Zeckenstichfieber ist ein Sammelbegriff für durch Zecken übertragbare Erkrankungen, die u.a. zu Fieber, rheumatischen Beschwerden, Hirnhautentzündungen, Milzvergrößerungen oder Herzproblemen führen können. Die wichtigsten bakteriellen Erreger sind Borrelien, Rickettsien und deren Untergruppen. Die Krankheiten heißen Fleckfieber, Rückfallfieber, Borreliose, Ehrlichose, Q-Fieber usw.

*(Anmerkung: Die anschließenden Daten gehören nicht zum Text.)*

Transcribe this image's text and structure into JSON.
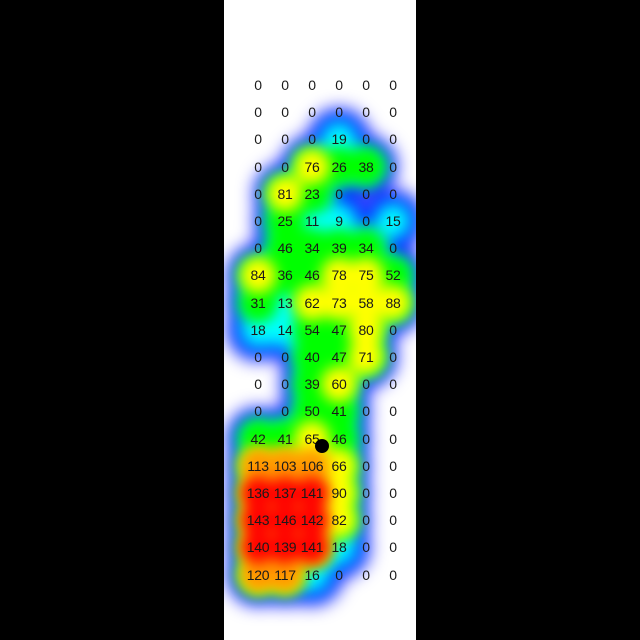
{
  "chart_data": {
    "type": "heatmap",
    "rows": 19,
    "cols": 6,
    "values": [
      [
        0,
        0,
        0,
        0,
        0,
        0
      ],
      [
        0,
        0,
        0,
        0,
        0,
        0
      ],
      [
        0,
        0,
        0,
        19,
        0,
        0
      ],
      [
        0,
        0,
        76,
        26,
        38,
        0
      ],
      [
        0,
        81,
        23,
        0,
        0,
        0
      ],
      [
        0,
        25,
        11,
        9,
        0,
        15
      ],
      [
        0,
        46,
        34,
        39,
        34,
        0
      ],
      [
        84,
        36,
        46,
        78,
        75,
        52
      ],
      [
        31,
        13,
        62,
        73,
        58,
        88
      ],
      [
        18,
        14,
        54,
        47,
        80,
        0
      ],
      [
        0,
        0,
        40,
        47,
        71,
        0
      ],
      [
        0,
        0,
        39,
        60,
        0,
        0
      ],
      [
        0,
        0,
        50,
        41,
        0,
        0
      ],
      [
        42,
        41,
        65,
        46,
        0,
        0
      ],
      [
        113,
        103,
        106,
        66,
        0,
        0
      ],
      [
        136,
        137,
        141,
        90,
        0,
        0
      ],
      [
        143,
        146,
        142,
        82,
        0,
        0
      ],
      [
        140,
        139,
        141,
        18,
        0,
        0
      ],
      [
        120,
        117,
        16,
        0,
        0,
        0
      ]
    ],
    "marker": {
      "row": 13,
      "col": 2
    },
    "colorscale": [
      "#0000ff",
      "#00ffff",
      "#00ff00",
      "#ffff00",
      "#ff0000"
    ],
    "vmax": 146,
    "background": "#000000",
    "panel_color": "#ffffff"
  }
}
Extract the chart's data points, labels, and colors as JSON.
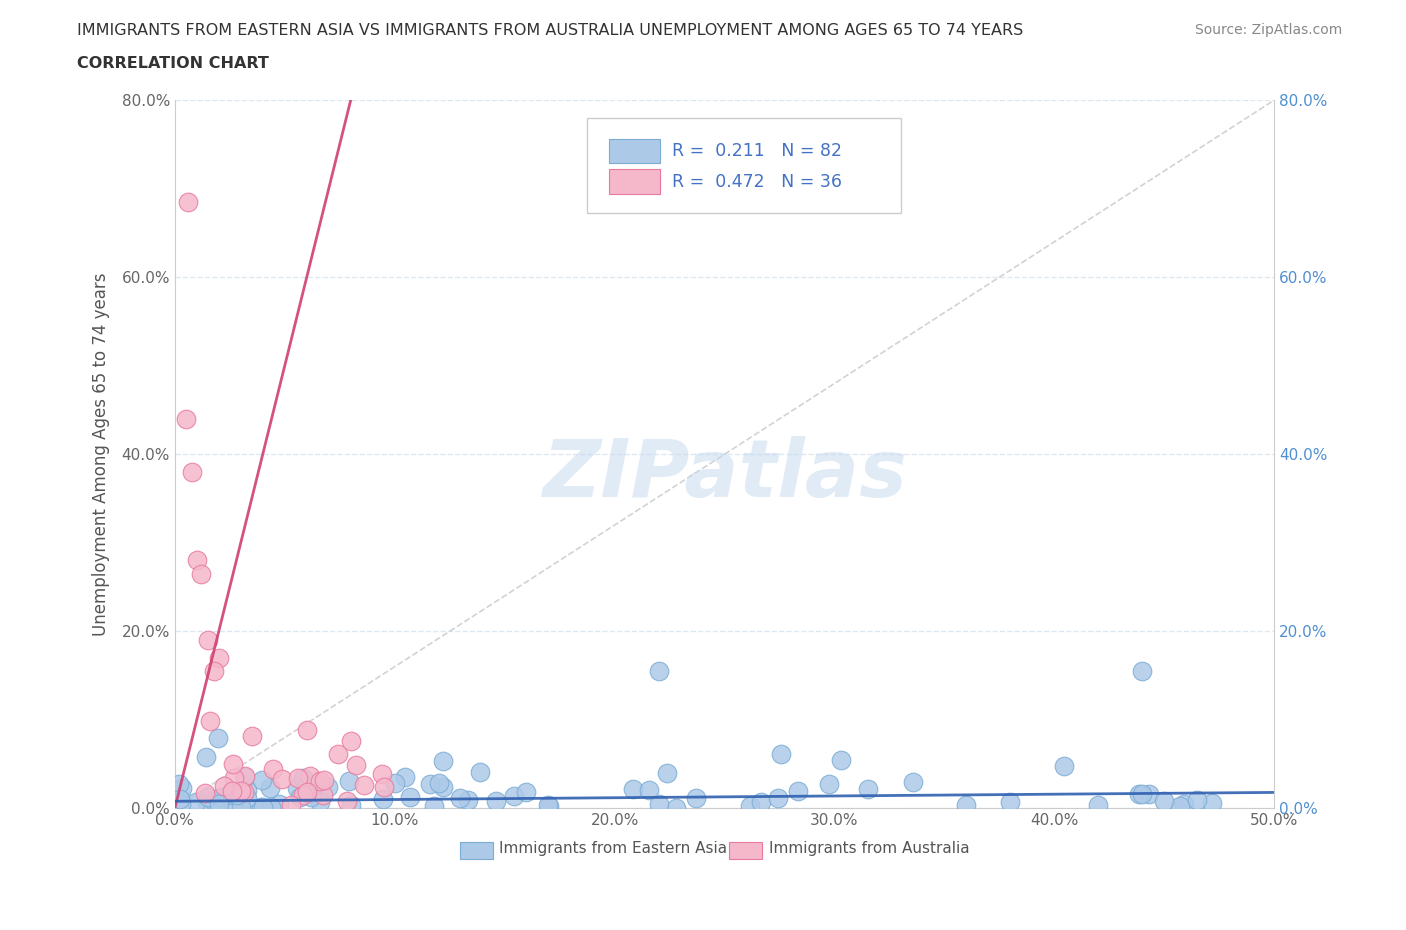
{
  "title_line1": "IMMIGRANTS FROM EASTERN ASIA VS IMMIGRANTS FROM AUSTRALIA UNEMPLOYMENT AMONG AGES 65 TO 74 YEARS",
  "title_line2": "CORRELATION CHART",
  "source_text": "Source: ZipAtlas.com",
  "ylabel": "Unemployment Among Ages 65 to 74 years",
  "xlim": [
    0.0,
    0.5
  ],
  "ylim": [
    0.0,
    0.8
  ],
  "xticks": [
    0.0,
    0.1,
    0.2,
    0.3,
    0.4,
    0.5
  ],
  "yticks": [
    0.0,
    0.2,
    0.4,
    0.6,
    0.8
  ],
  "xtick_labels": [
    "0.0%",
    "10.0%",
    "20.0%",
    "30.0%",
    "40.0%",
    "50.0%"
  ],
  "ytick_labels": [
    "0.0%",
    "20.0%",
    "40.0%",
    "60.0%",
    "80.0%"
  ],
  "series1_label": "Immigrants from Eastern Asia",
  "series1_color": "#adc9e8",
  "series1_edge": "#7aadd4",
  "series1_R": 0.211,
  "series1_N": 82,
  "series1_line_color": "#3060b0",
  "series2_label": "Immigrants from Australia",
  "series2_color": "#f5b8cb",
  "series2_edge": "#e87aa0",
  "series2_R": 0.472,
  "series2_N": 36,
  "series2_line_color": "#d04070",
  "watermark_color": "#c5d8ed",
  "background_color": "#ffffff",
  "grid_color": "#dde8f0",
  "right_tick_color": "#5090d0",
  "legend_color": "#4472c4"
}
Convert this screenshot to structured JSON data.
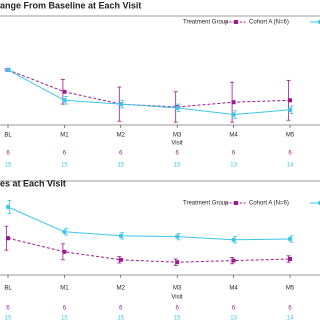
{
  "chart_data": [
    {
      "type": "line",
      "title": "ange From Baseline at Each Visit",
      "legend_title": "Treatment Group",
      "x_label": "Visit",
      "categories": [
        "BL",
        "M1",
        "M2",
        "M3",
        "M4",
        "M5"
      ],
      "ylim": [
        0,
        100
      ],
      "series": [
        {
          "name": "Cohort A (N=6)",
          "color": "#9c1a8f",
          "values": [
            58,
            35,
            22,
            19,
            24,
            26
          ],
          "errors": [
            1,
            13,
            18,
            16,
            21,
            21
          ],
          "n": [
            6,
            6,
            6,
            6,
            6,
            6
          ]
        },
        {
          "color": "#3ec6e8",
          "values": [
            58,
            26,
            22,
            18,
            11,
            16
          ],
          "errors": [
            1,
            4,
            4,
            4,
            4,
            4
          ],
          "n": [
            15,
            15,
            15,
            15,
            13,
            14
          ]
        }
      ]
    },
    {
      "type": "line",
      "title": "es at Each Visit",
      "legend_title": "Treatment Group",
      "x_label": "Visit",
      "categories": [
        "BL",
        "M1",
        "M2",
        "M3",
        "M4",
        "M5"
      ],
      "ylim": [
        0,
        100
      ],
      "series": [
        {
          "name": "Cohort A (N=6)",
          "color": "#9c1a8f",
          "values": [
            46,
            29,
            19,
            16,
            18,
            20
          ],
          "errors": [
            15,
            10,
            4,
            4,
            4,
            4
          ],
          "n": [
            6,
            6,
            6,
            6,
            6,
            6
          ]
        },
        {
          "color": "#3ec6e8",
          "values": [
            85,
            54,
            49,
            48,
            44,
            45
          ],
          "errors": [
            8,
            4,
            4,
            4,
            4,
            4
          ],
          "n": [
            15,
            15,
            15,
            15,
            13,
            14
          ]
        }
      ]
    }
  ]
}
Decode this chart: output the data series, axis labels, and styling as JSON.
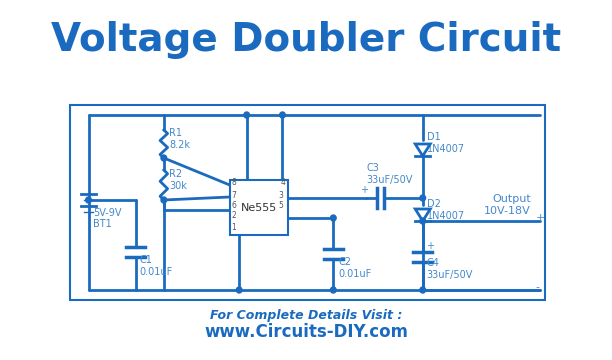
{
  "title": "Voltage Doubler Circuit",
  "title_color": "#1a6bbf",
  "title_fontsize": 28,
  "title_fontweight": "bold",
  "bg_color": "#ffffff",
  "line_color": "#1a6bbf",
  "line_width": 2.0,
  "component_color": "#1a6bbf",
  "label_color": "#4488cc",
  "label_fontsize": 7,
  "footer_text1": "For Complete Details Visit :",
  "footer_text2": "www.Circuits-DIY.com",
  "footer_color": "#1a6bbf",
  "footer_fontsize1": 9,
  "footer_fontsize2": 12
}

Verfahren, die bei Zeckenstichfieber zum Einsatz kommen können

Aus Sicht von Taramax-Therapeuten hilft es bei chronischen Verlaufsformen von durch Zeckenstich übertragenen Erregern nur, die Abwehr der Zellen gezielt zu entlasten und zu unterstützen. Auch in diesem Zusammenhang ist die Ernährung, der Darm, Entgiftung, Versorgung mit Vitaminen, Spurenelementen und Aminosäuren extrem wichtig. Die chronischen Entzündungen können mit Infusionen, Vitaminpräparaten, Sauerstofftherapien und Entsäuerungstherapien oft reduziert werden. Mit energetischen Verfahren wie die Nosodentherapie, Bioresonanz, Orgontherapie, Komplexmittelhomöopathie versucht man, die Abwehr gezielt auf die Erreger auszurichten.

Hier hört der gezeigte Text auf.